Border Guards say a temporary measure put in place for the climate conference bars entry to people who potentially pose a security problem.
But Iryna Stavchuk, the executive director of a Ukrainian group, the Centre for Environmental Initiatives "EcoAction," said in a statement Tuesday that she has been participating in climate talks as a civil society observer since 2006 "without a single violation." She said she was denied entry to Poland along with eight other Ukrainian environmentalists for the period of the two-week conference.
Maria Kolesnikova, an activist from Kyrgyzstan, said she will be "deprived of the opportunity to voice my concerns" as investments into the development of alternative energy sources in Kyrgystan are decided.
An activist from Georgia with the group 350.org, Nugzar Kokhreidze, said he has been isolated at Katowice International Airport for four days. He said he has been working on climate issues by internet but will fly home on Tuesday.
Scientists are increasingly finding the fingerprints of climate change in droughts, storms and heatwaves.

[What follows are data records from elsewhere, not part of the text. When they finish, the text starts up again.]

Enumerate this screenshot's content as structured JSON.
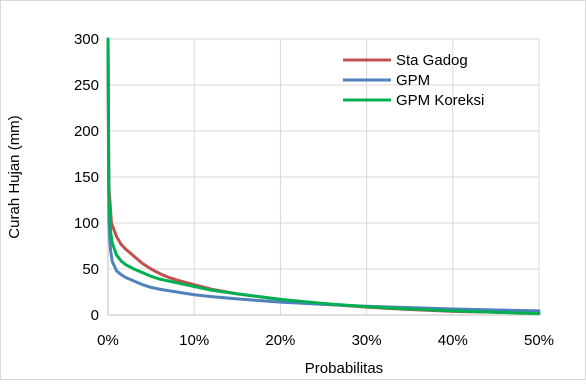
{
  "chart_data": {
    "type": "line",
    "xlabel": "Probabilitas",
    "ylabel": "Curah Hujan (mm)",
    "xlim": [
      0,
      0.5
    ],
    "ylim": [
      0,
      300
    ],
    "x_ticks": [
      0,
      0.1,
      0.2,
      0.3,
      0.4,
      0.5
    ],
    "x_tick_labels": [
      "0%",
      "10%",
      "20%",
      "30%",
      "40%",
      "50%"
    ],
    "y_ticks": [
      0,
      50,
      100,
      150,
      200,
      250,
      300
    ],
    "y_tick_labels": [
      "0",
      "50",
      "100",
      "150",
      "200",
      "250",
      "300"
    ],
    "grid": "both",
    "legend_position": "top-right",
    "series": [
      {
        "name": "Sta Gadog",
        "color": "#c0504d",
        "points": [
          [
            0,
            300
          ],
          [
            0.001,
            140
          ],
          [
            0.004,
            100
          ],
          [
            0.01,
            85
          ],
          [
            0.015,
            77
          ],
          [
            0.02,
            72
          ],
          [
            0.03,
            64
          ],
          [
            0.04,
            56
          ],
          [
            0.05,
            50
          ],
          [
            0.06,
            45
          ],
          [
            0.07,
            41
          ],
          [
            0.08,
            38
          ],
          [
            0.1,
            33
          ],
          [
            0.12,
            28
          ],
          [
            0.15,
            23
          ],
          [
            0.2,
            17
          ],
          [
            0.25,
            12
          ],
          [
            0.3,
            8.5
          ],
          [
            0.35,
            6
          ],
          [
            0.4,
            4
          ],
          [
            0.45,
            3
          ],
          [
            0.5,
            2
          ]
        ]
      },
      {
        "name": "GPM",
        "color": "#4f81bd",
        "points": [
          [
            0,
            300
          ],
          [
            0.001,
            100
          ],
          [
            0.003,
            70
          ],
          [
            0.005,
            58
          ],
          [
            0.01,
            48
          ],
          [
            0.015,
            44
          ],
          [
            0.02,
            41
          ],
          [
            0.03,
            37
          ],
          [
            0.04,
            33
          ],
          [
            0.05,
            30
          ],
          [
            0.06,
            28
          ],
          [
            0.08,
            25
          ],
          [
            0.1,
            22
          ],
          [
            0.12,
            20
          ],
          [
            0.15,
            17.5
          ],
          [
            0.2,
            14
          ],
          [
            0.25,
            11.5
          ],
          [
            0.3,
            9.5
          ],
          [
            0.35,
            8
          ],
          [
            0.4,
            6.5
          ],
          [
            0.45,
            5.5
          ],
          [
            0.5,
            4.5
          ]
        ]
      },
      {
        "name": "GPM Koreksi",
        "color": "#00b050",
        "points": [
          [
            0,
            300
          ],
          [
            0.001,
            130
          ],
          [
            0.003,
            90
          ],
          [
            0.005,
            78
          ],
          [
            0.01,
            65
          ],
          [
            0.015,
            59
          ],
          [
            0.02,
            55
          ],
          [
            0.03,
            50
          ],
          [
            0.04,
            46
          ],
          [
            0.05,
            42
          ],
          [
            0.06,
            39
          ],
          [
            0.08,
            35
          ],
          [
            0.1,
            31
          ],
          [
            0.12,
            27
          ],
          [
            0.15,
            23
          ],
          [
            0.2,
            17
          ],
          [
            0.25,
            12.5
          ],
          [
            0.3,
            9
          ],
          [
            0.35,
            6.5
          ],
          [
            0.4,
            4.5
          ],
          [
            0.45,
            3
          ],
          [
            0.5,
            1.5
          ]
        ]
      }
    ]
  }
}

A review of 102 scientific papers over the past three years, published Tuesday, found 73 concluded that climate change made extreme weather events more intense or likely.
London-based think tank Energy and Climate Intelligence Unit presented its review on the sidelines of the U.N. climate talks in Katowice, Poland.
The group's director, Richard Black, said the strongest link between climate change and weather was found in heatwaves, such as the one in Europe this summer.
Adele Thomas of Berlin-based research group Climate Analytics said scientists' growing ability to attribute extreme weather to climate change could have important consequences for international discussions about financial compensation for countries suffering loss and damage from manmade global warming.
National leaders and ministers are preparing for the final stretch of U.N. climate talks, with just days left to break through thorny issues that diplomats have struggled to resolve.
U.N. climate chief Patricia Espinosa urged delegates Tuesday to show a "spirit of unity" through the end of the week.
Almost 200 countries are gathered at the Dec. 2-14 meeting in Katowice, Poland, to finalize the rules of the 2015 Paris accord on curbing global warming.
The Intergovernmental Panel on Climate Change says governments need to act soon to keep temperature increases to 1.5 degrees Celsius (2.7 Fahrenheit).
The talks are also meant to push countries to commit to more ambitious targets for greenhouse gas emission reductions.
Poor countries, meanwhile, want assurances on financial support to tackle climate change.